De maneira muito australiana (ou seja, com sarcasmo e libido), o INXS criou uma canção que fundia sensualidade, alienação e tensão. Os versos cantam uma figura feminina impetuosa, quase niilista, dona de si — um retrato que casa bem com o que Kylie começava a construir artisticamente, apesar da embalagem pop-polida dos produtores britânicos. O título, ambíguo e provocador, foi visto por alguns como de mau gosto, por outros como icônico. Em 1990, não se discutia tanto o impacto psicológico de nomes assim; em 2025, Suicide Blonde talvez nem chegasse a ser aprovada por um comitê de revisão de conteúdo.

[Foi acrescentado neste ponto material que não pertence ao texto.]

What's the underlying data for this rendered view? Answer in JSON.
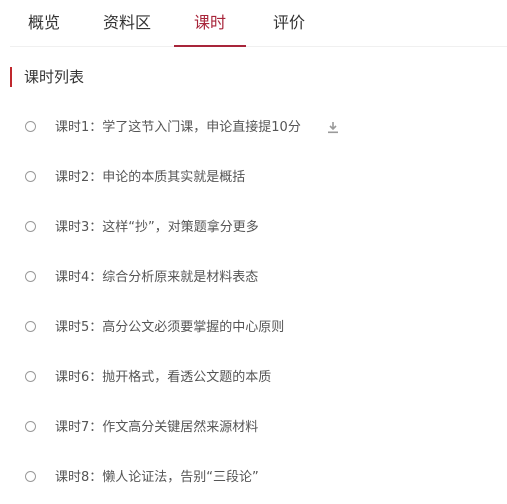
{
  "tabs": [
    {
      "label": "概览"
    },
    {
      "label": "资料区"
    },
    {
      "label": "课时"
    },
    {
      "label": "评价"
    }
  ],
  "active_tab": "课时",
  "accent_color": "#a8253a",
  "section": {
    "title": "课时列表"
  },
  "lessons": [
    {
      "title": "课时1：学了这节入门课，申论直接提10分",
      "download_icon": "download-icon"
    },
    {
      "title": "课时2：申论的本质其实就是概括"
    },
    {
      "title": "课时3：这样“抄”，对策题拿分更多"
    },
    {
      "title": "课时4：综合分析原来就是材料表态"
    },
    {
      "title": "课时5：高分公文必须要掌握的中心原则"
    },
    {
      "title": "课时6：抛开格式，看透公文题的本质"
    },
    {
      "title": "课时7：作文高分关键居然来源材料"
    },
    {
      "title": "课时8：懒人论证法，告别“三段论”"
    }
  ]
}
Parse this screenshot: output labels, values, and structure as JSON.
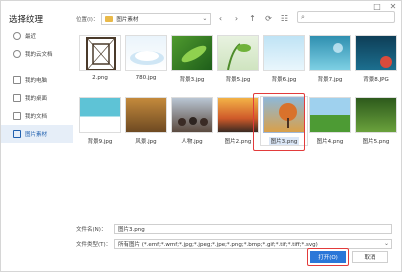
{
  "dialog": {
    "title": "选择纹理",
    "window_controls": [
      "□",
      "✕"
    ]
  },
  "sidebar": {
    "items": [
      {
        "label": "最近",
        "icon": "clock-icon"
      },
      {
        "label": "我的云文档",
        "icon": "cloud-icon"
      },
      {
        "label": "我的电脑",
        "icon": "monitor-icon"
      },
      {
        "label": "我的桌面",
        "icon": "desktop-icon"
      },
      {
        "label": "我的文档",
        "icon": "document-icon"
      },
      {
        "label": "图片素材",
        "icon": "folder-icon",
        "active": true
      }
    ]
  },
  "toolbar": {
    "location_label": "位置(I)：",
    "path": "图片素材",
    "back_icon": "‹",
    "forward_icon": "›",
    "up_icon": "↑",
    "refresh_icon": "⟳",
    "view_icon": "☷",
    "search_icon": "⌕",
    "search_value": ""
  },
  "files": [
    {
      "name": "2.png",
      "thumb": "pattern"
    },
    {
      "name": "780.jpg",
      "thumb": "cloud"
    },
    {
      "name": "背景3.jpg",
      "thumb": "leaf"
    },
    {
      "name": "背景5.jpg",
      "thumb": "plant"
    },
    {
      "name": "背景6.jpg",
      "thumb": "sky"
    },
    {
      "name": "背景7.jpg",
      "thumb": "ocean"
    },
    {
      "name": "背景8.JPG",
      "thumb": "dark"
    },
    {
      "name": "背景9.jpg",
      "thumb": "water"
    },
    {
      "name": "风景.jpg",
      "thumb": "autumn"
    },
    {
      "name": "人物.jpg",
      "thumb": "people"
    },
    {
      "name": "图片2.png",
      "thumb": "sunset"
    },
    {
      "name": "图片3.png",
      "thumb": "tree",
      "selected": true
    },
    {
      "name": "图片4.png",
      "thumb": "meadow"
    },
    {
      "name": "图片5.png",
      "thumb": "forest"
    }
  ],
  "footer": {
    "filename_label": "文件名(N)：",
    "filename_value": "图片3.png",
    "filetype_label": "文件类型(T)：",
    "filetype_value": "所有图片 (*.emf;*.wmf;*.jpg;*.jpeg;*.jpe;*.png;*.bmp;*.gif;*.tif;*.tiff;*.svg)",
    "open_label": "打开(O)",
    "cancel_label": "取消"
  },
  "colors": {
    "accent": "#2b77d8",
    "highlight_box": "#e23b3b",
    "selection": "#dbe7f7"
  }
}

Mas naquele tempo, palavras como “suicide” ainda carregavam aura de glamour trágico, especialmente no rock.
Mesmo com a referência direta a Kylie, a música jamais foi assumida oficialmente como “sobre ela”. Isso, no entanto, alimentou o mito. Hutchence e Kylie eram o casal sexy da Austrália, dois ídolos de mundos diferentes que se encontraram na intersecção da fama, da química e do caos. Ele, o roqueiro libertino e fatal. Ela, a estrela pop recém-desencantada do universo teen. Juntos, eram gasolina e fósforo.

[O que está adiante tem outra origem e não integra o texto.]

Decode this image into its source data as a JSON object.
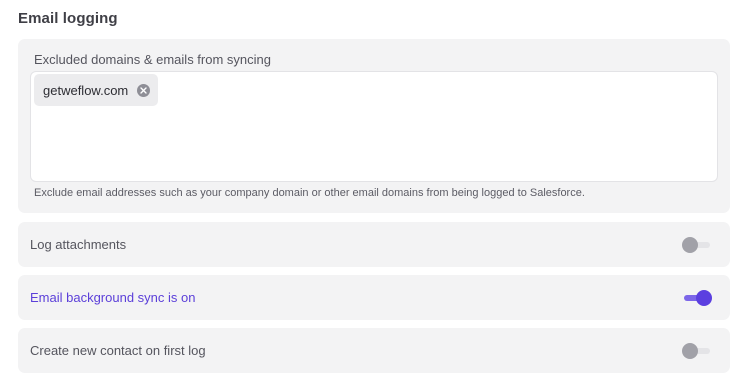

Um ícone sonoro, uma ironia visual
Musicalmente, Suicide Blonde foi inovadora. A introdução — uma amostra distorcida de gaita tocada por Charlie Musselwhite — conferia um toque blueseiro filtrado por sintetizadores. A guitarra dançante de Tim Farriss e a produção luxuosa de Chris Thomas (que já havia trabalhado com os Sex Pistols e Elton John) criaram um som moderno, com forte apelo comercial, mas sem perder a sofisticação que o INXS já cultivava desde Kick (1987).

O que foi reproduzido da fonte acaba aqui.